Nein, man sollte Leute nicht auslachen, sogar dann nicht, wenn sie es nicht merken, obwohl man direkt neben ihnen steht. Dennoch musste ich im Zürcher Zoo über den unbeholfenen Familienvater lachen. Ich stand dort und fotografierte die Dscheladas. Dschelada ist ein wohlklingendes Wort, aber wohl nicht gerade jedem Menschen die geläufige Bezeichnung der Affenart, die erst vor kurzem ihr neues Gehege zusammen mit äthiopischen Steinböcken beziehen konnte. Ich wusste es jedenfalls bis zu diesem Moment nicht und bezeichnete die Tiere als Makaken. Der Familienvater neben mir zeigte seinen Kindern etwas genervt darüber, dass diese zwar die nicht vorhandenen Steinböcke, nicht aber die munteren Affen sehen wollten, auf die Affenbande. «Nein, das sind nicht die Steinböcke, seht ihr, das sind die Pavi... äh... Pavillons», sagte er.
Beasty me begann also herzhaft zu lachen.

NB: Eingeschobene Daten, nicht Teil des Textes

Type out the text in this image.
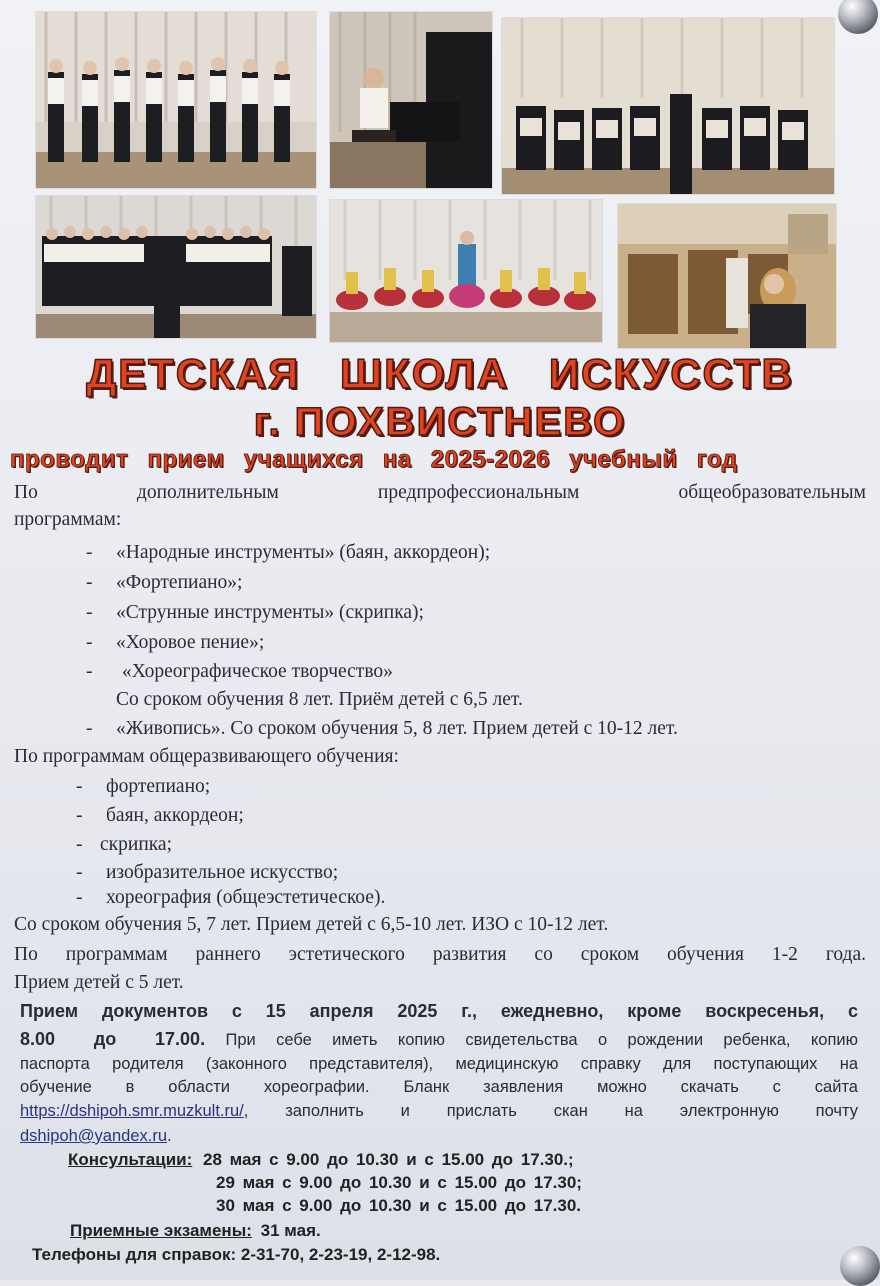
ДЕТСКАЯ ШКОЛА ИСКУССТВ
г. ПОХВИСТНЕВО
проводит прием учащихся на 2025-2026 учебный год
По дополнительным предпрофессиональным общеобразовательным
программам:
- «Народные инструменты» (баян, аккордеон);
- «Фортепиано»;
- «Струнные инструменты» (скрипка);
- «Хоровое пение»;
- «Хореографическое творчество»
Со сроком обучения 8 лет. Приём детей с 6,5 лет.
- «Живопись». Со сроком обучения 5, 8 лет. Прием детей с 10-12 лет.
По программам общеразвивающего обучения:
- фортепиано;
- баян, аккордеон;
- скрипка;
- изобразительное искусство;
- хореография (общеэстетическое).
Со сроком обучения 5, 7 лет. Прием детей с 6,5-10 лет. ИЗО с 10-12 лет.
По программам раннего эстетического развития со сроком обучения 1-2 года.
Прием детей с 5 лет.
Прием документов с 15 апреля 2025 г., ежедневно, кроме воскресенья, с
8.00 до 17.00. При себе иметь копию свидетельства о рождении ребенка, копию
паспорта родителя (законного представителя), медицинскую справку для поступающих на
обучение в области хореографии. Бланк заявления можно скачать с сайта
https://dshipoh.smr.muzkult.ru/, заполнить и прислать скан на электронную почту
dshipoh@yandex.ru.
Консультации: 28 мая с 9.00 до 10.30 и с 15.00 до 17.30.;
29 мая с 9.00 до 10.30 и с 15.00 до 17.30;
30 мая с 9.00 до 10.30 и с 15.00 до 17.30.
Приемные экзамены: 31 мая.
Телефоны для справок: 2-31-70, 2-23-19, 2-12-98.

Und ich erinnerte mich an den Stand der helvetischen Schulbildung von 1994, als mein Geografielehrer im Lehrerseminar einen Witz über einen Mann erzählte, der im Blumenladen Gladiatoren kaufen wollte und in die Heizungsabteilung weiterverwiesen wurde. Mehr als die Hälfte der Klasse hatte das Wortspiel nicht verstanden, weshalb mein Lehrer etwas erschüttert fragte, wie man denn den Heizungskörpern unter dem Fenstern sagen würde. Prompt antwortete die treuherzige Seraina: «Gladiolen».

Fremdwörter sind Glücksache, und hier spiele ich nicht auf die verunglückten Mischehen wie Swiss Lack an. Ein befreundeter Gartenbauingenieur bezeichnete mit der grössten Inbrunst eine ausgewiesene Fachperson als Koniphere. Mein Schulfreund Manuel behauptete im Konfirmationsunterricht einmal, dass er am Sonntag in der Kirche auf der Amphore neben der Orgel gesessen habe. Und mein Klarinettenlehrer erzählte, dass ein Schüler in der Prüfung die Jazzphrasierung mit Synagoge bezeichnet hatte.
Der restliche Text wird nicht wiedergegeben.